Incremental Extract Creation :
We have schedules set up that incrementally refreshes an extract. A folder gets created for each of the refresh even when 0 records are inserted.
1. How is the extract storage on server disk accounted towards space allocated to a site?
2. Is it even considered in the site usage or is it calculate only based on the workbooks, extracts, data sources published to the site?
3. Are all the new folders created during the incremental refresh be included in the space calculation for the site?
Incremental Extract Processing :
1. Does tableau server automatically point to the latest incremental extract for the workbook or does it point to all the extracts created as each may contain just the newly added rows? What happens if we do a weekly refresh of the same data source, how does it consider that extract as the one containing the most up-to-date info ?
2. How does it calculate the most recent date/time or ID (the field used for capturing the incremental data). ? Is this a separate query each time sent to the data source?
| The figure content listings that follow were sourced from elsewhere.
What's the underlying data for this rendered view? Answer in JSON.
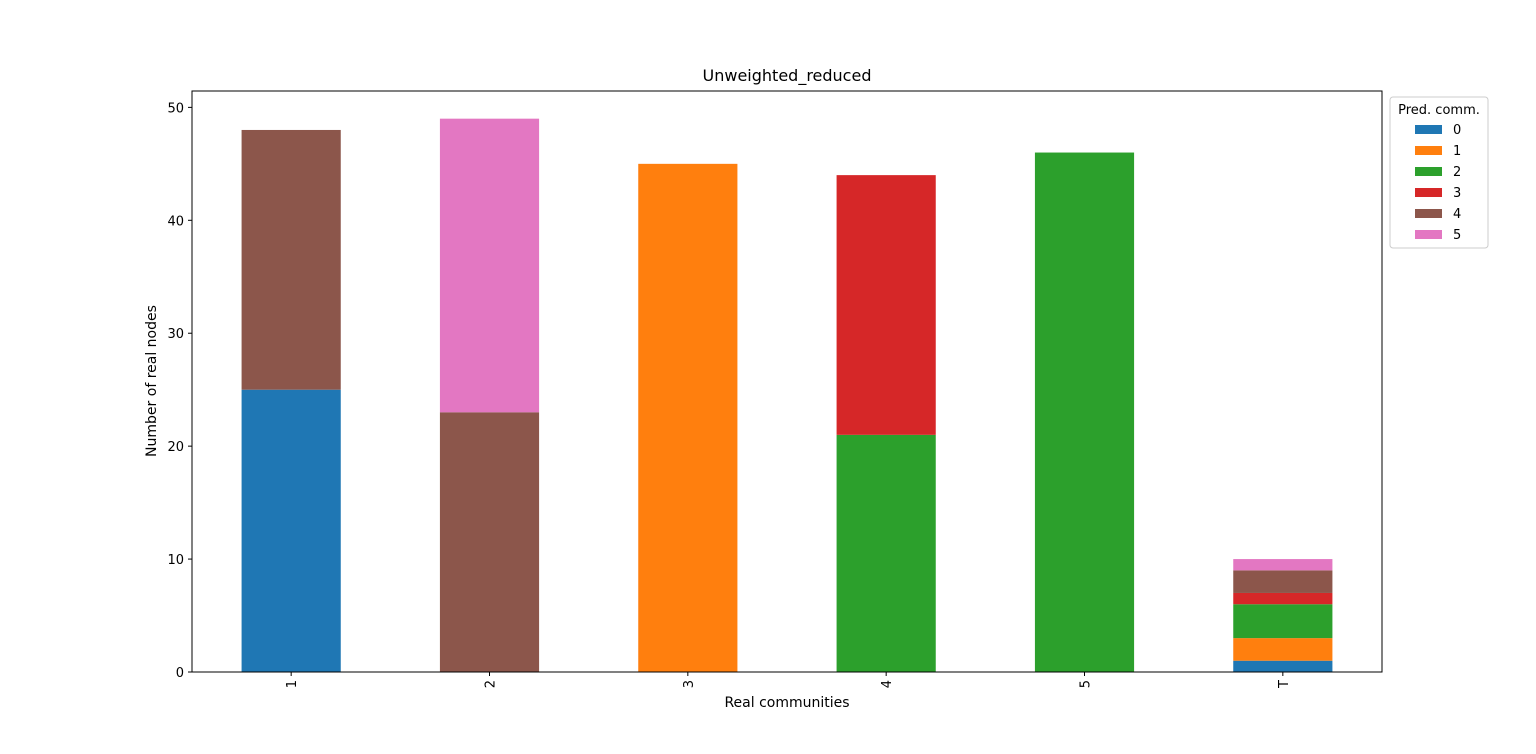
{
  "chart_data": {
    "type": "bar",
    "stacked": true,
    "title": "Unweighted_reduced",
    "xlabel": "Real communities",
    "ylabel": "Number of real nodes",
    "categories": [
      "1",
      "2",
      "3",
      "4",
      "5",
      "T"
    ],
    "ylim": [
      0,
      51.45
    ],
    "yticks": [
      0,
      10,
      20,
      30,
      40,
      50
    ],
    "grid": false,
    "legend": {
      "title": "Pred. comm.",
      "placement": "outside-upper-right"
    },
    "series": [
      {
        "name": "0",
        "color": "#1f77b4",
        "values": [
          25,
          0,
          0,
          0,
          0,
          1
        ]
      },
      {
        "name": "1",
        "color": "#ff7f0e",
        "values": [
          0,
          0,
          45,
          0,
          0,
          2
        ]
      },
      {
        "name": "2",
        "color": "#2ca02c",
        "values": [
          0,
          0,
          0,
          21,
          46,
          3
        ]
      },
      {
        "name": "3",
        "color": "#d62728",
        "values": [
          0,
          0,
          0,
          23,
          0,
          1
        ]
      },
      {
        "name": "4",
        "color": "#8c564b",
        "values": [
          23,
          23,
          0,
          0,
          0,
          2
        ]
      },
      {
        "name": "5",
        "color": "#e377c2",
        "values": [
          0,
          26,
          0,
          0,
          0,
          1
        ]
      }
    ]
  }
}
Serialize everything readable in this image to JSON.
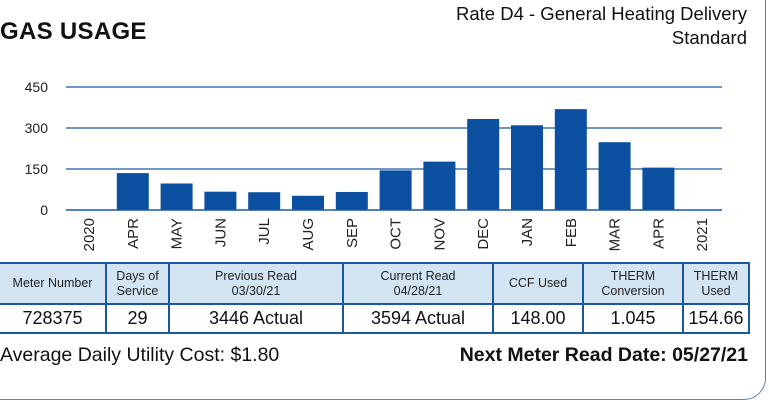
{
  "title": "GAS USAGE",
  "rate_line1": "Rate D4 - General Heating Delivery",
  "rate_line2": "Standard",
  "chart_data": {
    "type": "bar",
    "categories": [
      "2020",
      "APR",
      "MAY",
      "JUN",
      "JUL",
      "AUG",
      "SEP",
      "OCT",
      "NOV",
      "DEC",
      "JAN",
      "FEB",
      "MAR",
      "APR",
      "2021"
    ],
    "values": [
      null,
      135,
      97,
      67,
      65,
      52,
      66,
      145,
      177,
      333,
      310,
      369,
      248,
      155,
      null
    ],
    "yticks": [
      0,
      150,
      300,
      450
    ],
    "ylim": [
      0,
      450
    ],
    "bar_color": "#0b4fa0",
    "axis_color": "#1b57a0"
  },
  "table": {
    "headers": [
      [
        "Meter Number"
      ],
      [
        "Days of",
        "Service"
      ],
      [
        "Previous Read",
        "03/30/21"
      ],
      [
        "Current Read",
        "04/28/21"
      ],
      [
        "CCF Used"
      ],
      [
        "THERM",
        "Conversion"
      ],
      [
        "THERM",
        "Used"
      ]
    ],
    "values": [
      "728375",
      "29",
      "3446 Actual",
      "3594 Actual",
      "148.00",
      "1.045",
      "154.66"
    ]
  },
  "average_daily_cost": "Average Daily Utility Cost: $1.80",
  "next_read": "Next Meter Read Date: 05/27/21"
}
Or is it used in the filter clause as a sub-query ? How many queries are being sent to the data source in this case ?
3. Is there some kind of logs or some tables in Postgres DB repository where I can also find these details on what query was sent and how long it took to complete?
4. The view on Background tasks for extract does provide few details, but I need to dig deeper and investigate which step in the refresh is taking majority of the time.
Extract Maintenance & Deletion :
What are the best practices to clean up the older extract files (can be incremental or full refreshes) that get created for each schedule run. We run daily and weekly backups with cleanup command used in the script. I understand that cleanup command only clears out the temp files but how do clear out the ones created under Tableau\data\tabsvc\dataengine location when they are no longer needed?
We are going to suggest that any Incrementally refreshed extracts should be fully refreshed at regular intervals (e.g. every weekend) in order to maximize performance. In this case, how can we as admins make sure to clear out the old extract files present in the data engine folder on the worker nodes?
Any help is much appreciated. I apologize if any of my questions are not clear.